In theory, a living will gives healthcare providers a window on the patient’s wishes regarding end-of-life care, telling caregivers whether he wishes to be resuscitated, intubated, or artificially hydrated.
In practice, doctors who deal with the dying say that such wills rarely capture the complex realities of being critically ill. An article published today in American Medical News quotes Angela Fagerlin, an associate professor of internal medicine at the University of Michigan Medical School and co-author of a study of living wills published in the Archives of Internal Medicine: “There are so many contingencies in medical scenarios that you can’t put them all down in a living will. You’re putting a lot of undue pressure on surrogates to correctly interpret advance directives.”
Even the patient who makes out a will may not know what he wants.
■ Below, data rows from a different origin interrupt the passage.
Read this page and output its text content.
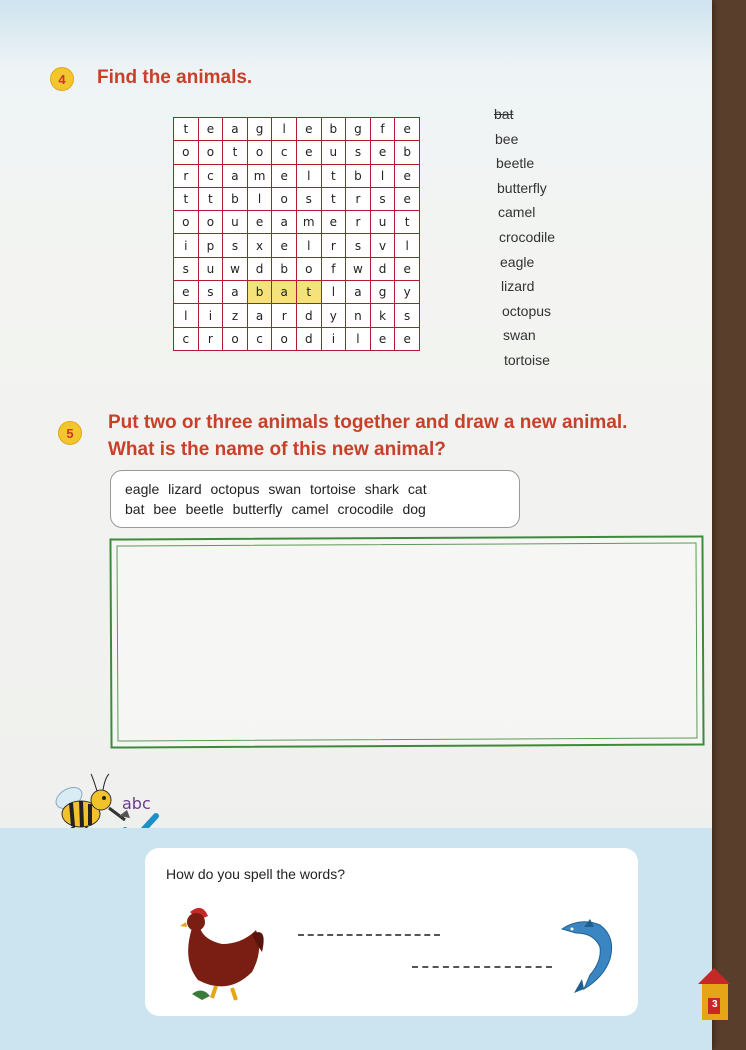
4	Find the animals.
t	e	a	g	l	e	b	g	f	e
o	o	t	o	c	e	u	s	e	b
r	c	a	m	e	l	t	b	l	e
t	t	b	l	o	s	t	r	s	e
o	o	u	e	a	m	e	r	u	t
i	p	s	x	e	l	r	s	v	l
s	u	w	d	b	o	f	w	d	e
e	s	a	b	a	t	l	a	g	y
l	i	z	a	r	d	y	n	k	s
c	r	o	c	o	d	i	l	e	e
bat
bee
beetle
butterfly
camel
crocodile
eagle
lizard
octopus
swan
tortoise
5	Put two or three animals together and draw a new animal.
What is the name of this new animal?
eagle lizard octopus swan tortoise shark cat
bat bee beetle butterfly camel crocodile dog
abc
How do you spell the words?
3
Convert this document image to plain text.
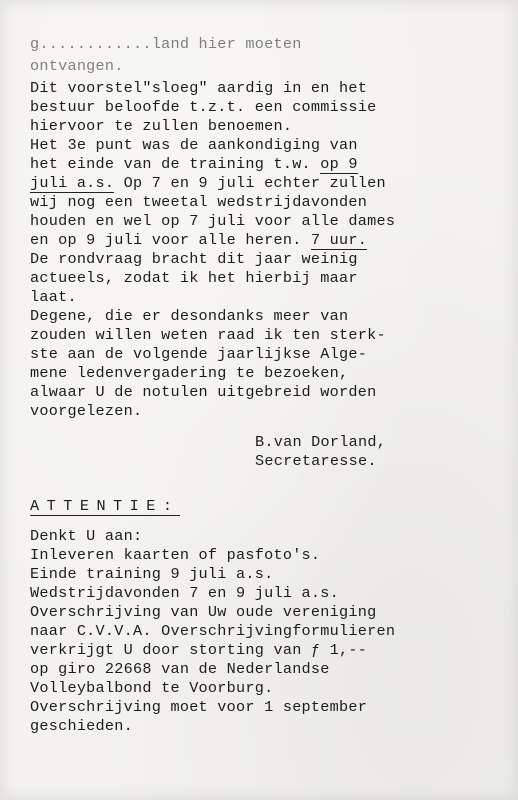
g............land hier moeten
ontvangen.
Dit voorstel"sloeg" aardig in en het
bestuur beloofde t.z.t. een commissie
hiervoor te zullen benoemen.
Het 3e punt was de aankondiging van
het einde van de training t.w. op 9
juli a.s. Op 7 en 9 juli echter zullen
wij nog een tweetal wedstrijdavonden
houden en wel op 7 juli voor alle dames
en op 9 juli voor alle heren. 7 uur.
De rondvraag bracht dit jaar weinig
actueels, zodat ik het hierbij maar
laat.
Degene, die er desondanks meer van
zouden willen weten raad ik ten sterk-
ste aan de volgende jaarlijkse Alge-
mene ledenvergadering te bezoeken,
alwaar U de notulen uitgebreid worden
voorgelezen.
B.van Dorland,
Secretaresse.
ATTENTIE:
Denkt U aan:
Inleveren kaarten of pasfoto's.
Einde training 9 juli a.s.
Wedstrijdavonden 7 en 9 juli a.s.
Overschrijving van Uw oude vereniging
naar C.V.V.A. Overschrijvingformulieren
verkrijgt U door storting van ƒ 1,--
op giro 22668 van de Nederlandse
Volleybalbond te Voorburg.
Overschrijving moet voor 1 september
geschieden.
After illness and hospitalization, three in 10 patients adjust their views, desiring more or less aggressive care than they previously thought they wanted. “If patients’ own preferences are so unstable, then how reliable are their advance directives as a guide to what they would have wanted?” AMNews asks.
“People have a hard time anticipating the care settings in which they’ll face decisions in the future,” says G. Caleb Alexander, assistant professor of medicine at the University of Chicago Pritzker School of Medicine. “You can quote Yogi Berra: ‘It’s tough to make predictions, especially about the future'.”